I thought I would present a few of my favorite entries from The Devil’s Dictionary that I found particularly witty.

ABORIGINES, n. Persons of little worth found cumbering the soil of a newly discovered country. They soon cease to cumber: they fertilize.

ABSURDITY, n. A statement or belief manifestly inconsistent with one’s own opinion.

ACTUALLY, adv. Perhaps; possibly.

COMFORT, n. A state of mind produced by contemplation of a neighbor’s uneasiness.

EVANGELIST, n. A bearer of good tidings, particularly (in a religious sense) such as assure us of our own salvation and the damnation of our neighbors.

FIDELITY, n. A virtue peculiar to those who are about to be betrayed.

LIGHTHOUSE, n. A tall building on the seashore in which the government maintains a lamp and the friend of a politician.

MONARCHICAL GOVERNMENT, n. Government.

PEACE, n. In international affairs, a period of cheating between two periods of fighting.

SELF-EVIDENT, adj. Evident to one’s self and to nobody else.

In 1914, Bierce is said to have crossed the border into Mexico during that country’s revolution and disappeared. In 1985, Mexican novelist Carlos Fuentes wrote an excellent book entitled The Old Gringo speculating what happened to Bierce during the fighting between Pancho Villa and the government forces of General Victoriano Huerta.

Beyond the Master Forger’s Ability

Giovanni Bellini’s “The Transfiguration” (1480)

This is a repost from ten years ago today: August 4, 2014.

Yesterday, I was drawn to the television by a segment on “Sixty Minutes” about the noted German art forger, Wolfgang Beltracchi. When Bob Simon of CBS asked him what painters he couldn’t forge, Beltracchi, without hesitation, answered Bellini. I took him to mean Giovanni Bellini (1430-1516) and not his brother Gentile (they were both brothers-in-law of the great Andrea Mantegna). The only time I remember ever seeing or original Giovanni Bellini was at the Frick Collection in New York City, which has a superb “St. Francis in Ecstasy” also painted in 1480. I have included an image below.

There is such an incredible sense of detail in a Bellini oil that I feel as if I could pick a background segment (say 1/64th of the total) and enlarge it to full size without losing anything.

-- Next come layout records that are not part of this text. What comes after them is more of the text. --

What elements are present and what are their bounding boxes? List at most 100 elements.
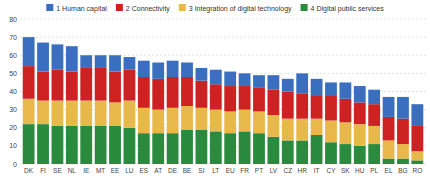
bar-segment [383, 159, 395, 164]
y-tick-label: 0 [13, 161, 17, 168]
y-tick-label: 30 [9, 106, 17, 113]
y-tick-label: 50 [9, 70, 17, 77]
bar-segment [325, 95, 337, 120]
bar-segment [181, 63, 193, 78]
bar-segment [397, 144, 409, 159]
bar-segment [368, 90, 380, 105]
bar-segment [354, 146, 366, 164]
bar-segment [52, 101, 64, 126]
x-tick-label: IE [83, 167, 90, 174]
bar-segment [109, 126, 121, 164]
bar-segment [311, 135, 323, 164]
x-tick-label: HU [355, 167, 365, 174]
bar-segment [37, 72, 49, 101]
bar-segment [282, 119, 294, 141]
bar-segment [267, 137, 279, 164]
bar-segment [296, 119, 308, 141]
bar-segment [196, 68, 208, 81]
bar-segment [311, 79, 323, 95]
bar-segment [196, 108, 208, 130]
bar-segment [80, 101, 92, 126]
bar-segment [354, 86, 366, 102]
bar-segment [95, 55, 107, 68]
bar-segment [411, 126, 423, 151]
bar-segment [253, 88, 265, 112]
x-tick-label: LT [212, 167, 219, 174]
bar-segment [23, 37, 35, 66]
x-tick-label: DE [168, 167, 178, 174]
bar-segment [37, 124, 49, 164]
bar-segment [282, 140, 294, 164]
y-tick-label: 40 [9, 88, 17, 95]
bar-segment [80, 55, 92, 68]
bar-segment [152, 79, 164, 110]
bar-segment [411, 104, 423, 126]
bar-segment [311, 119, 323, 135]
x-tick-label: SK [341, 167, 350, 174]
bar-segment [325, 142, 337, 164]
bar-segment [253, 133, 265, 164]
x-tick-label: FI [40, 167, 46, 174]
x-tick-label: DK [24, 167, 34, 174]
bar-segment [325, 121, 337, 143]
bar-segment [167, 133, 179, 164]
x-tick-label: LU [125, 167, 134, 174]
bar-segment [354, 124, 366, 146]
bar-segment [239, 86, 251, 110]
bar-segment [397, 97, 409, 119]
bar-segment [109, 102, 121, 126]
bar-segment [66, 101, 78, 126]
bar-segment [239, 73, 251, 86]
grid-line [20, 19, 426, 20]
bar-segment [267, 90, 279, 115]
bar-segment [397, 159, 409, 164]
bar-segment [210, 70, 222, 85]
y-axis: 01020304050607080 [9, 16, 17, 168]
legend-label: 4 Digital public services [311, 5, 385, 13]
bar-segment [80, 68, 92, 101]
bar-segment [411, 151, 423, 160]
y-tick-label: 70 [9, 34, 17, 41]
bar-segment [210, 110, 222, 132]
x-tick-label: FR [240, 167, 249, 174]
bar-segment [411, 160, 423, 164]
bars [23, 37, 424, 164]
bar-segment [152, 133, 164, 164]
bar-segment [383, 117, 395, 141]
x-tick-label: NL [68, 167, 77, 174]
bar-segment [224, 133, 236, 164]
bar-segment [181, 130, 193, 164]
bar-segment [282, 79, 294, 92]
bar-segment [138, 133, 150, 164]
y-tick-label: 60 [9, 52, 17, 59]
x-tick-label: BG [398, 167, 407, 174]
legend-swatch [116, 4, 123, 11]
x-tick-label: EE [111, 167, 120, 174]
legend-item: 4 Digital public services [301, 4, 385, 13]
bar-segment [181, 106, 193, 130]
bar-segment [152, 63, 164, 79]
x-tick-label: AT [154, 167, 162, 174]
bar-segment [95, 126, 107, 164]
x-tick-label: HR [297, 167, 307, 174]
legend-label: 1 Human capital [56, 5, 107, 13]
bar-segment [239, 131, 251, 164]
x-tick-label: LV [270, 167, 278, 174]
bar-segment [52, 126, 64, 164]
bar-segment [196, 130, 208, 164]
bar-segment [95, 68, 107, 101]
legend-label: 2 Connectivity [126, 5, 170, 13]
bar-segment [339, 144, 351, 164]
bar-segment [368, 144, 380, 164]
x-tick-label: ES [139, 167, 148, 174]
legend-item: 3 Integration of digital technology [179, 4, 292, 13]
x-tick-label: SE [53, 167, 62, 174]
x-tick-label: SI [198, 167, 204, 174]
legend-item: 1 Human capital [46, 4, 107, 13]
bar-segment [267, 75, 279, 90]
bar-segment [52, 44, 64, 69]
x-tick-label: RO [412, 167, 422, 174]
bar-segment [167, 77, 179, 108]
legend-swatch [46, 4, 53, 11]
bar-segment [253, 111, 265, 133]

And the detail would be almost as fascinating as the foreground. Look at that fence following the upward path in “The Transfiguration” (above), and note the minor variations from post to post. Look at that dead tree at the lower left, or that couple meeting in the upper right near the tree.

I can almost imagine Bellini in an ecstasy such as St. Francis in the painting below.